The U.S. 36 Express Lanes Project is a $312 million, multimodule project between Federal Boulevard and 88th Avenue Street in Louisville/Superior. The project will build an express lane in each direction of Highway 36. The lanes will accommodate high-occupancy vehicles, bus rapid transit and tolled single-occupancy vehicles. Instead of a physical barrier to separate the managed lanes from the general purpose lanes, the project will create a four-foot buffer, the first of its kind in the state, according to Schwab.

Another element to the project is bus-on shoulders. This feature will allow buses to travel on the shoulders of the highway during periods of high traffic volume. Schwab said buses will only be able to use the shoulders, which are the same width of the lanes, under certain conditions and will have restrictions. Buses can only use a maximum speed of 35 mph, and if vehicles are driving more than 50 mph on the roadway, the buses will not be able to use the shoulders, he added. Project is set for completion and open to the public by January 2015.

Adams 12 Five Star School District accused of bad budgeting practices

Adams 12 Five Star Schools superintendent Chris Gdowski was welcomed with applause and a standing ovation during February 2013 board meeting. A group of Adams 12 employees showed up at the meeting in support of their leader, after a FOX31 Denver news report alleged improper budget practices made by the district.

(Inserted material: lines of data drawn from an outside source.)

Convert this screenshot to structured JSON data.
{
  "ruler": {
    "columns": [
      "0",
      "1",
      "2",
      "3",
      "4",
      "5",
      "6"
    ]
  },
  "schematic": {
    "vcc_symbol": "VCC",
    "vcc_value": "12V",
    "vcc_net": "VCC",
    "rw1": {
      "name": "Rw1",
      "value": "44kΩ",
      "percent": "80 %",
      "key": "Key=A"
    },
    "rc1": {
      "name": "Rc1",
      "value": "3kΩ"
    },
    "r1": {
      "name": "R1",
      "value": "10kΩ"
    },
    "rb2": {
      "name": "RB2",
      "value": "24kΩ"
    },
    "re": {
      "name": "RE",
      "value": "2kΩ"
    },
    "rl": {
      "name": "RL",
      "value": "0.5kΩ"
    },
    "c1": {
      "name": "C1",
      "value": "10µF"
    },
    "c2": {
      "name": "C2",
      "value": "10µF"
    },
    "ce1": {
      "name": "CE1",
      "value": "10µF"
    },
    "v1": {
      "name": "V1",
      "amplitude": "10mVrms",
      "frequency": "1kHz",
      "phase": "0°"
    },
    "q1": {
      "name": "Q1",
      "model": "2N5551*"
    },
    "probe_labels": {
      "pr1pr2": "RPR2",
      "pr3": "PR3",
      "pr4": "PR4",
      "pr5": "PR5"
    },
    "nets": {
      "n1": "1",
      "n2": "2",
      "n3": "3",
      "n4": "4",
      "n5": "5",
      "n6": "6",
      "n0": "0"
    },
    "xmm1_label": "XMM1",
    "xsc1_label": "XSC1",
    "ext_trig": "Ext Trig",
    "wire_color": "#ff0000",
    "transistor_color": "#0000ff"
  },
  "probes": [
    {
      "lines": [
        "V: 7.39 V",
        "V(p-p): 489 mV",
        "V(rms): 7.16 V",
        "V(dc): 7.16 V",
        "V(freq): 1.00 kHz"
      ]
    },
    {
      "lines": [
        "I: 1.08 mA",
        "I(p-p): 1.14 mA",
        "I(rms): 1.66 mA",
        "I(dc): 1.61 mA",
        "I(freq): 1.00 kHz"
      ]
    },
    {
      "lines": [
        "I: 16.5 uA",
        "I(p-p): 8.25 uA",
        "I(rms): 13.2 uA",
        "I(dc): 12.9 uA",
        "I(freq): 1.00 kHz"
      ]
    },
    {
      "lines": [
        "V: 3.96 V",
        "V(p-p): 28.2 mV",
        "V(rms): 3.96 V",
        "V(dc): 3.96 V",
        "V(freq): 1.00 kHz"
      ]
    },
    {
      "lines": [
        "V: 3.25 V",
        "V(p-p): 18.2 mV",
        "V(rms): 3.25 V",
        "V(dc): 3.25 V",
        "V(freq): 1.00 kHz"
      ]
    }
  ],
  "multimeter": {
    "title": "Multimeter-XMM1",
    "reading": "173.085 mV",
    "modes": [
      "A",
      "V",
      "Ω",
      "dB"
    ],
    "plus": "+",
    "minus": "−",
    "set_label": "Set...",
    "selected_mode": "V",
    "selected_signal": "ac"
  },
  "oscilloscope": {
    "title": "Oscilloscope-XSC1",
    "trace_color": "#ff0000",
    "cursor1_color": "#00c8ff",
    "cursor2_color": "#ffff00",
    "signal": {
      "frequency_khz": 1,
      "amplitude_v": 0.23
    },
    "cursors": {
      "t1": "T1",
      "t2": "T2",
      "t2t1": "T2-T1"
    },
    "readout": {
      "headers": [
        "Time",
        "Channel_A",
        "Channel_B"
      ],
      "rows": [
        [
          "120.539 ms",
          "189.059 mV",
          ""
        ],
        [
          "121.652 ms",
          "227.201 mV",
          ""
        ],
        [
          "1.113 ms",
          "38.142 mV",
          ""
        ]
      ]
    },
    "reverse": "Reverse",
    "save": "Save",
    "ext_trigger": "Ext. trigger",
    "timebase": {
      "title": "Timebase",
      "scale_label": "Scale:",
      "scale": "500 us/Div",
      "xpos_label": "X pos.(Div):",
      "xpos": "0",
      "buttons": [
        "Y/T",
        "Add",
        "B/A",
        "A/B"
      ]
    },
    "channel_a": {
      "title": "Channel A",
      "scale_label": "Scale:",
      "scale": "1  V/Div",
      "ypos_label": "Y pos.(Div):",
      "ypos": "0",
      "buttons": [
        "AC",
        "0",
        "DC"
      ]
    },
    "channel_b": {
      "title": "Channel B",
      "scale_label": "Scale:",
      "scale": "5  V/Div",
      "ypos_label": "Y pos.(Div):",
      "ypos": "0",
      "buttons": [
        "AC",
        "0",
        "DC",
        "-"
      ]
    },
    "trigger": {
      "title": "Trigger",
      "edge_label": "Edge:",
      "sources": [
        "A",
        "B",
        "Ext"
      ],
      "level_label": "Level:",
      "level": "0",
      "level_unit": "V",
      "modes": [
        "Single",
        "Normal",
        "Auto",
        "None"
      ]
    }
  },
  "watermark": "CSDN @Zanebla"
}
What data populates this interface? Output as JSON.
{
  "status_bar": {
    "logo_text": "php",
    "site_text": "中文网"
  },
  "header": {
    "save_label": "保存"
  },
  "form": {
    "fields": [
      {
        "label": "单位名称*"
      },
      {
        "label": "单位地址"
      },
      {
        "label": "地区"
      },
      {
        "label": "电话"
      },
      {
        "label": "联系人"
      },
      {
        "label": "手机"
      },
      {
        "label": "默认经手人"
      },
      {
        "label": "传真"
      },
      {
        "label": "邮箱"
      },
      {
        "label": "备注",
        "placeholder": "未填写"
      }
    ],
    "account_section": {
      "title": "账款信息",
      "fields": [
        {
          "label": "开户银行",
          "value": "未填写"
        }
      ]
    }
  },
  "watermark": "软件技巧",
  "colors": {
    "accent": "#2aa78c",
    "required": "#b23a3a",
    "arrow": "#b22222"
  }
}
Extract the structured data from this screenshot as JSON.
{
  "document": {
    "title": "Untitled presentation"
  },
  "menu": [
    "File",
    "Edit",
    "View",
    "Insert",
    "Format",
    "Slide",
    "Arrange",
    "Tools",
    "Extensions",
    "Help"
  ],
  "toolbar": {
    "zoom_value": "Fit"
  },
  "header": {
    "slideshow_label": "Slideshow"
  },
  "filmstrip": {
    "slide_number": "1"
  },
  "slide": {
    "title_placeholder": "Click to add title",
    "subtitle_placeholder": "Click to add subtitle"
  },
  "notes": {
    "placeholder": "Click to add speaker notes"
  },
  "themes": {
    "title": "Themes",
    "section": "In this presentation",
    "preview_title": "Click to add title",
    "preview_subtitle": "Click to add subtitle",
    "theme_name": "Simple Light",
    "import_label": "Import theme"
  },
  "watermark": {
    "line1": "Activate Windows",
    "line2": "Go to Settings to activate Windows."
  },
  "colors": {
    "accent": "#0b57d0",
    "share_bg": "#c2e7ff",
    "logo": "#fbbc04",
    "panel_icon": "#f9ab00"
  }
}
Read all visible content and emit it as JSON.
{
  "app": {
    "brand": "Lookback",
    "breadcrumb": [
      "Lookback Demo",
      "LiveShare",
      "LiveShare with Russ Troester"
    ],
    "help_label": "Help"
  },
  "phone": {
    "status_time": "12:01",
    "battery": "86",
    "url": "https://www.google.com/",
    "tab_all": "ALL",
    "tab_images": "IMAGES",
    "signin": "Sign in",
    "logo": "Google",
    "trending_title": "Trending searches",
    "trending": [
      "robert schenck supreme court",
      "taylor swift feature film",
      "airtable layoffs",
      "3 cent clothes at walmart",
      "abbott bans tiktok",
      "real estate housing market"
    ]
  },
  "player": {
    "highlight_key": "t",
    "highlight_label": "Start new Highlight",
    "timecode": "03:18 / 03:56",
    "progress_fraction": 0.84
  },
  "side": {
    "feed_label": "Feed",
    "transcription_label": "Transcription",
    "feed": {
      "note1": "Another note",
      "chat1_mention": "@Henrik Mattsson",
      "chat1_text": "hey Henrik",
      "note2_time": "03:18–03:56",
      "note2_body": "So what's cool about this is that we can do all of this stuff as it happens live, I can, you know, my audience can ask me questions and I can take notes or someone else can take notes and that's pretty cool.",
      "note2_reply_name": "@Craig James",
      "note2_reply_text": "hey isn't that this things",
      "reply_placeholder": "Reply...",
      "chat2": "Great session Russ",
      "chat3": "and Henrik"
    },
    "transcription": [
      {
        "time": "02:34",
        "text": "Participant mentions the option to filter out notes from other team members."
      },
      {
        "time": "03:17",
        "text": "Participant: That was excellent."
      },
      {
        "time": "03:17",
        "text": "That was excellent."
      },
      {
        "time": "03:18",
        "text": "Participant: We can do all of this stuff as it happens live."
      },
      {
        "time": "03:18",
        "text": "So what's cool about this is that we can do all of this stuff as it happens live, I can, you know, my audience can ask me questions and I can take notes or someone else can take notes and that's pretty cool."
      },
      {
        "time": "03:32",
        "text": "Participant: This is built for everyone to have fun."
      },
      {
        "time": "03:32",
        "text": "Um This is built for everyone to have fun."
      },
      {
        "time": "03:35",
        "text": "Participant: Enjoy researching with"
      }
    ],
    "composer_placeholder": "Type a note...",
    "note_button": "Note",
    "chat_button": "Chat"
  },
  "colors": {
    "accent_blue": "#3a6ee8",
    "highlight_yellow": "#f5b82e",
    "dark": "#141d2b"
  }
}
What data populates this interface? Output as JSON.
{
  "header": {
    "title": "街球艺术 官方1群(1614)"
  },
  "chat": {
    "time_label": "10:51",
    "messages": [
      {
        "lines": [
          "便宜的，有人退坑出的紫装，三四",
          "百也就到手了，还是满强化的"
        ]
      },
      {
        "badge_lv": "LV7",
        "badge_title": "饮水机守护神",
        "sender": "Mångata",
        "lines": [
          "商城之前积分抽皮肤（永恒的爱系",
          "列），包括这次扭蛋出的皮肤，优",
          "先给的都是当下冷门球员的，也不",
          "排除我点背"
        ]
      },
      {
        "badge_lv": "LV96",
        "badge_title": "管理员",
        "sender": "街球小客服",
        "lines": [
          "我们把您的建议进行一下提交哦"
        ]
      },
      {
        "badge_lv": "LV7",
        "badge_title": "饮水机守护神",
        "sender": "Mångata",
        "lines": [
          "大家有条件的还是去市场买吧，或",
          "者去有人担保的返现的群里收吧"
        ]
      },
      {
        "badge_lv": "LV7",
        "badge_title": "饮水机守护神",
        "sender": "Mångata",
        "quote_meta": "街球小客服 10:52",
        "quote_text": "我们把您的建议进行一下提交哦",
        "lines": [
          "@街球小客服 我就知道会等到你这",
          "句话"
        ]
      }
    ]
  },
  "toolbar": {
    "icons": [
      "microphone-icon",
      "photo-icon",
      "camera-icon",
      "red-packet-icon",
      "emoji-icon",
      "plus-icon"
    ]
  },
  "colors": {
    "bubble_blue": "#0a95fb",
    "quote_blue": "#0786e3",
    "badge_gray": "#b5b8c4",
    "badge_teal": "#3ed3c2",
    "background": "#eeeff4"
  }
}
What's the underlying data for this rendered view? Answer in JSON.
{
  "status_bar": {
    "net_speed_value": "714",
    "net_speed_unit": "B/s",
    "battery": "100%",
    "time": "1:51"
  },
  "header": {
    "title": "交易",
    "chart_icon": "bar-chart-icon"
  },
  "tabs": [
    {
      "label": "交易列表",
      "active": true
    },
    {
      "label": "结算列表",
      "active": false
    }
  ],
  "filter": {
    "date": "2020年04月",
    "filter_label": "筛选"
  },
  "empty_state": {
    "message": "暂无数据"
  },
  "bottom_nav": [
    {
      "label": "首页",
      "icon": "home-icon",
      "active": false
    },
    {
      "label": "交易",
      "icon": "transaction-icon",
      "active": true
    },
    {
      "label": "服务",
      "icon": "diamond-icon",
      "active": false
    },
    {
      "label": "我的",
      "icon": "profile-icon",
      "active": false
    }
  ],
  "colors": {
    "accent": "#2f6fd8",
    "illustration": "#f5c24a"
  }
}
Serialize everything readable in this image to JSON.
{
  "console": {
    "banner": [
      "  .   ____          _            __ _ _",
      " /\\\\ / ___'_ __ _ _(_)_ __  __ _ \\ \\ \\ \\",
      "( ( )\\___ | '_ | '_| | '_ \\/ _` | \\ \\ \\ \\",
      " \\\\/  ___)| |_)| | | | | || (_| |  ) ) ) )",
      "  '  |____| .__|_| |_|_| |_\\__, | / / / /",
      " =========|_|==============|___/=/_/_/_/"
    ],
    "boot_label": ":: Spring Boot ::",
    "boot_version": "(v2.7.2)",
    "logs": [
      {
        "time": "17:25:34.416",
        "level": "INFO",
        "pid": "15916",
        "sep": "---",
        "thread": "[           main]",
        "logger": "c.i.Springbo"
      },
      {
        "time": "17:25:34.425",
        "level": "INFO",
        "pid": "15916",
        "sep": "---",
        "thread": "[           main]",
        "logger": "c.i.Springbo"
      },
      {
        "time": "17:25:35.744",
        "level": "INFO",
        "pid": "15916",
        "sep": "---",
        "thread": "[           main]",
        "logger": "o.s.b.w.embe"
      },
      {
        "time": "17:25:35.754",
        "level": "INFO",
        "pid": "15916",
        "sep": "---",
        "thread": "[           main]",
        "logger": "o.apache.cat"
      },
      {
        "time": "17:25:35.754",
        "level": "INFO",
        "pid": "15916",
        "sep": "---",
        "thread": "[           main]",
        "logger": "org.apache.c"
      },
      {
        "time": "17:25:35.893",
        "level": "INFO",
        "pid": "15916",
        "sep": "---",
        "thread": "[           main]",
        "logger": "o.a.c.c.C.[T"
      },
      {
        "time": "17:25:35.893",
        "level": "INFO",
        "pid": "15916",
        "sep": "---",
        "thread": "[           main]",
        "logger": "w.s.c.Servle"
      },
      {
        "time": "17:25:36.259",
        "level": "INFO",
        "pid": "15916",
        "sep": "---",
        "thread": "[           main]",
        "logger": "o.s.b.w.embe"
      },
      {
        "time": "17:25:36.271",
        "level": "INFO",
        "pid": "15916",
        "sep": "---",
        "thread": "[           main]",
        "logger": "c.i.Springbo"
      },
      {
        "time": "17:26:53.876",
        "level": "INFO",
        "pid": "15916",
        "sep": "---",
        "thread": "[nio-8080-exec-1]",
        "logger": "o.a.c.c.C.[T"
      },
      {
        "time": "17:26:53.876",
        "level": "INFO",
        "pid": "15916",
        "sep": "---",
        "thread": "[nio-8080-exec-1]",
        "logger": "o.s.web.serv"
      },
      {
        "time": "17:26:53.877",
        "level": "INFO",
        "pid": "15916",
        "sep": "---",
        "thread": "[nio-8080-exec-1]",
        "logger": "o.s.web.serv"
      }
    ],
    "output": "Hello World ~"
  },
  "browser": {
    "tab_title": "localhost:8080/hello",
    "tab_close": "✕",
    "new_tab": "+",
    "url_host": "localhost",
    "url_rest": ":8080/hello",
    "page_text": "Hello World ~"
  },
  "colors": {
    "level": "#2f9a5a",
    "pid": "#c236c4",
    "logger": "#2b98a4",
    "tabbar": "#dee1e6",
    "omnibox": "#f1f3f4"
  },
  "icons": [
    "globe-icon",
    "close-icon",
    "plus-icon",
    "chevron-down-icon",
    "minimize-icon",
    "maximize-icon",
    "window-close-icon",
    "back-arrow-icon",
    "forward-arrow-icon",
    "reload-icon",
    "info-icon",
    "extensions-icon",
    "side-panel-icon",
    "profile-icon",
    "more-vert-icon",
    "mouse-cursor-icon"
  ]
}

“I am here to today to represent all the great professionals that stand behind me. We speak to you tonight to share a simple, yet emphatic message, we are proud to have Chris Gdowski as our superintendent,” said Beau Foubert, principal at Glacier Peak Elementary School. “Despite recent reports that would mislead you to the contrary, Mr. Gdowski is a man of incredible integrity and ethics. His moral compass is strong and just.”

Those reports were made in a story released by FOX31 Denver on Feb. 4. The news agency conducted a three-month investigation that raised questions concerning past budget cuts, the district’s budget process and finances. In the last three years, the district has cut more than $56 million in the budget, $12 million alone for the 2012-2013 school year.

FOX31 Denver’s report alleged that the district was hiding tens of millions of dollars after Professor James Sorensen of the University of Denver, who was hired by FOX31 Denver, reviewed the district’s finances and budget process.

But Gdowski denied all of the allegations made in the FOX31 report, and said it’s inexcusable that FOX31 Denver is broadcasting numerous falsehood of misinformation regarding the district .

Board president Mark Clark voiced his frustration with the news report during the meeting and said he was never approached by FOX31 Denver on the issues. He said under Gdowski’s leadership he has seen the district improve.

“I want to tell Fox News right now that this is Adams County, and we are proud people,” he said. “We might not be rich, but we are wealthy, and we’re wise, and we’re proud people here. I love Adams County and don’t ever come in our district and say that Adams County is a back woods county, because we are awesome.”